To better understand how policymakers think, we need a full account of ‘bounded rationality’. This phrase partly describes the fact that policymakers can only gather limited information before they make decisions quickly. They will have made a choice before you have a chance to say ‘more research is needed’! To do so, they use two short cuts: ‘rational’ ways to gather quickly the best evidence on solutions to meet their goals, and ‘irrational’ ways – including drawing on emotions and gut feeling – to identify problems even more quickly.

This insight shows us one potential flaw in academic strategies. The most common response to bounded rationality in scientific articles is to focus on the supply of evidence: develop a hierarchy of evidence which privileges the systematic review of randomised control trials, generate knowledge, and present it in a form that is understandable to policymakers. We need to pay more attention to the demand for evidence, following lurches of policymaker attention, often driven by quick and emotional decisions. For example, there is no point in taking the time to make evidence-based solutions easier to understand if policymakers are not (or no longer) interested. Instead, successful advocates recognize the value of emotional appeals and simple stories to generate attention to a problem.

To identify when and how to contribute evidence, we need to understand the complicated environment in which policy takes place. There is no ‘policy cycle’ in which to inject scientific evidence at the point of decision. Rather, the policy process is messy and often unpredictable, and better described as a complex system in which, for example, the same injection of evidence can have no effect or a major effect. It contains: many actors presenting evidence to influence policymakers in many levels and types of government; networks which are often close-knit and difficult to access because bureaucracies have operating procedures that favour particular sources of evidence and some participants over others; and, a language within policymaking institutions indicating what ways of thinking are in good ‘currency’ (such as ‘value for money’). Social or economic ‘crises’ can prompt lurches of attention from one issue to another, or even prompt policymakers to change completely the ways in which they understand a policy problem. However, while lurches of attention are common, changes to well-established ways of thinking in government are rare, or take place only in the long term.

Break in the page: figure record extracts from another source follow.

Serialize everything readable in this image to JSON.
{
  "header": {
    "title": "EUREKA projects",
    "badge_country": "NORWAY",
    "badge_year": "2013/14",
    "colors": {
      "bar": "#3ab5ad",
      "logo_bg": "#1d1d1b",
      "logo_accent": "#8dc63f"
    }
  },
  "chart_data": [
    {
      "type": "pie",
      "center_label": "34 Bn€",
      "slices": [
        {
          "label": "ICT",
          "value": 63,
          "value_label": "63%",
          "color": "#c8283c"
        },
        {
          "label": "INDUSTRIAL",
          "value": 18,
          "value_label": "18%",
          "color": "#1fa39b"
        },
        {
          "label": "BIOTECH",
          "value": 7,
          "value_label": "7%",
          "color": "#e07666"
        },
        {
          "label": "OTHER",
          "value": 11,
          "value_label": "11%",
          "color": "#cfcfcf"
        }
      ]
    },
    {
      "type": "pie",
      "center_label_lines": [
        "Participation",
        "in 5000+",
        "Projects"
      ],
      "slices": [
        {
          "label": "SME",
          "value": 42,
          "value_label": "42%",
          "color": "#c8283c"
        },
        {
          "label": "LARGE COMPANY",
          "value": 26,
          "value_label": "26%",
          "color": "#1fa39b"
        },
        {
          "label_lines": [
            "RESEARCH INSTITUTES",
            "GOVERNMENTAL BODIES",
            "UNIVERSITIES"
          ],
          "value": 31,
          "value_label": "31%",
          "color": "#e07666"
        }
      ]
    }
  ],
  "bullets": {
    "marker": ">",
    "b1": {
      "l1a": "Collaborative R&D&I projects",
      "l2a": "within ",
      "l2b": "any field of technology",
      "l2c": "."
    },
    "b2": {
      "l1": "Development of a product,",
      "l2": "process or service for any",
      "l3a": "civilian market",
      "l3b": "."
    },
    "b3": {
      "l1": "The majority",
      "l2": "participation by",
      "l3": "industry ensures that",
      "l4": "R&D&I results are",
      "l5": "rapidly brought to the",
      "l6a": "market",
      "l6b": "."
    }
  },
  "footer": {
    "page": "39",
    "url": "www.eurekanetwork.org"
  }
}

This insight shows us a second potential flaw in academic strategies: the idea that research ‘impact’ can be described as a set-piece event, separable from the policy process as a whole. It compares with the kind of advice – develop a long-term strategy – that we would generate from policy studies: invest in the time to find out (a) where the ‘action is’, and (b) how you can boost your influence as part of a coalition of like-minded actors looking of opportunities to raise attention to problems and push your solutions.

Unfortunately, these insights mostly help us identify what not to do. Further, the alternatives may be difficult to accept (how many scientists would make manipulative or emotional appeals to generate attention to their research?) or deliver (who has the time to conduct research and seek meaningful influence?). However, by engaging with these practical and ethical dilemmas, that the policy process creates for advocates of scientific evidence, we can help produce strategies better suited to the complex real world than a simple process that we wish existed.